Dans la nuit du 15 au 16 octobre 1959, François Mitterrand réchappait à un attentat dirigé contre sa personne, rue de l'Observatoire à Paris. Mais une semaine après, un ancien député gaulliste, Robert Pesquet, prétendait avoir organisé l'attentat à la demande de Mitterrand lui-même.

L'affaire de l'attentat de l'Observatoire est l'un des mystères les plus profonds de la Ve République. L'attentat survient dans la nuit du 15 au 16 octobre 1959, dans le quartier du Luxembourg, à Paris. François Mitterrand rentre seul chez lui après un dîner brasserie Lipp avec un ami. Alors qu'il se trouve aux abords du jardin de l'Observatoire, vers minuit trente, sa voiture est criblée de sept balles. François Mitterrand parvient à s'extraire de son véhicule et à prendre la fuite à travers les jardins. Peu après, il s'exprime à la télévision, déclarant qu'il soit "logique de penser que le climat de passion politique créé par des groupements extrémistes explique cette affaire". 

L'ancien ministre, ténor de la IVe République, et tombé en disgrâce avec le retour au pouvoir du général de Gaulle en 1958, fait alors la Une des journaux, jouissant avec cette affaire d'un fort regain de popularité.

Mais une semaine après l'événement, le 21 octobre, un ancien député gaulliste puis poujadiste, proche des milieux d'extrême droite, Robert Pesquet, déclare que l'attentat est en fait un coup monté, perpétré par ses soins, en collaboration avec François Mitterrand lui-même. Pour preuve, il exhibe une lettre qu'il s'est adressée à lui-même avant l'attentat, le cachet de la poste faisant foi, et détaillant les étapes de la préparation de l'attentat, et notamment la réaction de François Mitterrand. Une description des événements posés par écrit qui coïncide avec le déroulé exact de la soirée du 15 au 16 octobre.

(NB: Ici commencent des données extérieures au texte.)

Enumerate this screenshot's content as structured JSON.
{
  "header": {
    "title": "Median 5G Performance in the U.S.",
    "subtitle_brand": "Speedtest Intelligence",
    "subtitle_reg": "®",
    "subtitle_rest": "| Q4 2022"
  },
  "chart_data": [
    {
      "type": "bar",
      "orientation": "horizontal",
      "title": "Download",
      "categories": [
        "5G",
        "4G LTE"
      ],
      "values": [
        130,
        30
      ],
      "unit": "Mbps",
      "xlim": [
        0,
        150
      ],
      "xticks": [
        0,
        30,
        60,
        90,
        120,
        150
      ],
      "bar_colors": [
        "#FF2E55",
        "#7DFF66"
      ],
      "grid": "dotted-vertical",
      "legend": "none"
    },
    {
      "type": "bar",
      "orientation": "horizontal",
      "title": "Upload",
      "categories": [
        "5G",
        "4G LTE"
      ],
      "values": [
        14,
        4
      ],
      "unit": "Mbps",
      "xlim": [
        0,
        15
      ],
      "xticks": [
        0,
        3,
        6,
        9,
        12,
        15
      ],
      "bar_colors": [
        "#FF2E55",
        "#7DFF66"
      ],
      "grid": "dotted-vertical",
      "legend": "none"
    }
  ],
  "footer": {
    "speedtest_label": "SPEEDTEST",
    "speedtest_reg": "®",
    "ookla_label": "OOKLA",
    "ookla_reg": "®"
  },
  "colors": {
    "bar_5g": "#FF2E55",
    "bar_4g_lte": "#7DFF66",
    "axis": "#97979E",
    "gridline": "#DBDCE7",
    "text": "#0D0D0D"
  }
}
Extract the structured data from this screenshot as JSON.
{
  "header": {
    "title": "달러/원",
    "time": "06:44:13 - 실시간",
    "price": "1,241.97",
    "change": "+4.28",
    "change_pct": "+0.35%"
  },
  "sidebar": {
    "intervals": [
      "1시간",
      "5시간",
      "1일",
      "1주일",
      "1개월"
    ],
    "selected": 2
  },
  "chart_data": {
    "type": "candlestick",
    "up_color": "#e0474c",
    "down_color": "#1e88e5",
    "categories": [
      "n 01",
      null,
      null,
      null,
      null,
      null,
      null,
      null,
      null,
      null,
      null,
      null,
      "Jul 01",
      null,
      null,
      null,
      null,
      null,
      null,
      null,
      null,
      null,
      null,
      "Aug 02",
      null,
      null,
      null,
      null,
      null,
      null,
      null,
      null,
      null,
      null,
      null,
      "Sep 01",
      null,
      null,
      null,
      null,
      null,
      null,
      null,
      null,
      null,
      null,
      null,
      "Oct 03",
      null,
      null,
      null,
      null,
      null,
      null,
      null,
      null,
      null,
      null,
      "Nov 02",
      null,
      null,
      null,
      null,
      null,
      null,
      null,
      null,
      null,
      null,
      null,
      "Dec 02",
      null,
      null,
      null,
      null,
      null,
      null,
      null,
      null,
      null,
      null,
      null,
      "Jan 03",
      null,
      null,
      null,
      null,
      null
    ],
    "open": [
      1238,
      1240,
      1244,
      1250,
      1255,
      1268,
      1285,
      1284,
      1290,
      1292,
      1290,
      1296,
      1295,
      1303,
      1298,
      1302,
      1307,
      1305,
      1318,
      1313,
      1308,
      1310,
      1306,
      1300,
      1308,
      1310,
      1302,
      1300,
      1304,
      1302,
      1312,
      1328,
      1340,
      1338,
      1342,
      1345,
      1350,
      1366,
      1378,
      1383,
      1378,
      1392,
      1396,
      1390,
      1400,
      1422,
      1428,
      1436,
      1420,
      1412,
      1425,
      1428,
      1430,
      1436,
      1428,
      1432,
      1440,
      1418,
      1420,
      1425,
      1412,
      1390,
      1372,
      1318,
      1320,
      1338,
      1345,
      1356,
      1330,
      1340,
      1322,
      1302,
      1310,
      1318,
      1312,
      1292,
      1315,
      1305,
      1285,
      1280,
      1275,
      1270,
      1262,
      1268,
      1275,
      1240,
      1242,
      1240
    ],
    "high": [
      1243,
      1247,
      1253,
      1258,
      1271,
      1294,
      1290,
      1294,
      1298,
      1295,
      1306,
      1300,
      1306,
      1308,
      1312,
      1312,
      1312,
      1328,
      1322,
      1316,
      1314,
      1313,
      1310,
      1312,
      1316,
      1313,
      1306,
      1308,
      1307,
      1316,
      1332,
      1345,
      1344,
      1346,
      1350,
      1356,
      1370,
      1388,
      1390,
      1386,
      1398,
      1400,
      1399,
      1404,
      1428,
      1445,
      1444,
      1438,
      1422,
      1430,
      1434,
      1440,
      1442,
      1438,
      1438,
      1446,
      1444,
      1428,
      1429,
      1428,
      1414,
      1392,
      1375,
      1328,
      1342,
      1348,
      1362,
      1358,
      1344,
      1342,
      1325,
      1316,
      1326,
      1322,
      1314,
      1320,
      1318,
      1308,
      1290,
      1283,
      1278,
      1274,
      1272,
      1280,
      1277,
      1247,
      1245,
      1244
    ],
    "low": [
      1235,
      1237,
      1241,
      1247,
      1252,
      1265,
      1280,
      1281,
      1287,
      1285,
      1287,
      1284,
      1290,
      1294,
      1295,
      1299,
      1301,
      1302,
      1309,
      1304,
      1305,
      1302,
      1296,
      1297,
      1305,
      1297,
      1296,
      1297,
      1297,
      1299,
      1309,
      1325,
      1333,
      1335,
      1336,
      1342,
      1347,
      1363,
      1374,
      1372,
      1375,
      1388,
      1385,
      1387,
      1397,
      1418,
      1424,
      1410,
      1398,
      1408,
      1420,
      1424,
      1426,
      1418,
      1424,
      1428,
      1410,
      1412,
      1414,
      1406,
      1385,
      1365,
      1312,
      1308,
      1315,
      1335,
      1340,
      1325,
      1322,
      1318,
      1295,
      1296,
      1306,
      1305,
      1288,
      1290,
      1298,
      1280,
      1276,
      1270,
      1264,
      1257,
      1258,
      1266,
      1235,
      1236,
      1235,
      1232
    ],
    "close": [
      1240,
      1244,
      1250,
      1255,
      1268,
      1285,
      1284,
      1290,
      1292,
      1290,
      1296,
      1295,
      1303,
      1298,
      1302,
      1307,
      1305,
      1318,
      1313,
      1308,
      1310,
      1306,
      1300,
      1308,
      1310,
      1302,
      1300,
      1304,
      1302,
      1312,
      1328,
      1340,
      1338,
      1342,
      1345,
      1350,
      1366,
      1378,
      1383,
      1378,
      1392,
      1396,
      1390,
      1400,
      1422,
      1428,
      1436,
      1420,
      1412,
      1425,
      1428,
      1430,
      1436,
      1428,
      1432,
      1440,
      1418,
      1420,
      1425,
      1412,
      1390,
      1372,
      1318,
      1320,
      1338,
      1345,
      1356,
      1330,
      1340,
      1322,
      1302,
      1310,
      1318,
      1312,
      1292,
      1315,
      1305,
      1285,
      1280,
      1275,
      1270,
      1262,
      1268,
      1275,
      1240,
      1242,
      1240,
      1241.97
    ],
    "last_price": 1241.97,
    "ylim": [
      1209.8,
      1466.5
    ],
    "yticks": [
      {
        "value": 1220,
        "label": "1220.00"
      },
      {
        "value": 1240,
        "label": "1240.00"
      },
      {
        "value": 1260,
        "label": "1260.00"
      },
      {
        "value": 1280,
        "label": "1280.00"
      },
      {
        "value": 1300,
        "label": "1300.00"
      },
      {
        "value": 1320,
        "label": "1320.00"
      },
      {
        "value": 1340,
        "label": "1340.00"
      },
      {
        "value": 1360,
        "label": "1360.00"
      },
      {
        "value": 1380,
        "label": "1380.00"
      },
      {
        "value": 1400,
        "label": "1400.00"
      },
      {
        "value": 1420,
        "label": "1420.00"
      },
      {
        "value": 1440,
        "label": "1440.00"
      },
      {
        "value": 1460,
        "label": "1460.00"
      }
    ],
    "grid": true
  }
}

Ce détail accable la version de François Mitterrand, qui doit aussi répondre au questionnement suivant : pourquoi ce dernier n'a t-il pas été déclarer la fusillade auprès de la police, comme on peut s'attendre à bon droit après un tel événement, qui plus est de la part d'un ancien ministre de l'intérieur ? 

François Mitterrand reconnaît alors avoir rencontré Robert Pesquet avant l'attentat, mais nie avoir co-organisé l'attentat. Selon lui, il n'aurait reçu de la part de Robert Pesquet que des avertissements sur les possibles actions de la part de commandos pro Algérie française, ainsi que des conseils sur la façon de s'échapper si un tel événement survenait.

Au fil des décennies, Robert Pesquet se contredira lui-même, donnant trois versions différentes de l'organisation de l'attentat. Quant à François Mitterrand, il refusera de revenir publiquement sur cette affaire, laissant ses amis, et notamment Roland Dumas, prendre sa défense.

Rédaction Ina le 14/10/2019 à 18:44. Dernière mise à jour le 15/10/2019 à 09:18.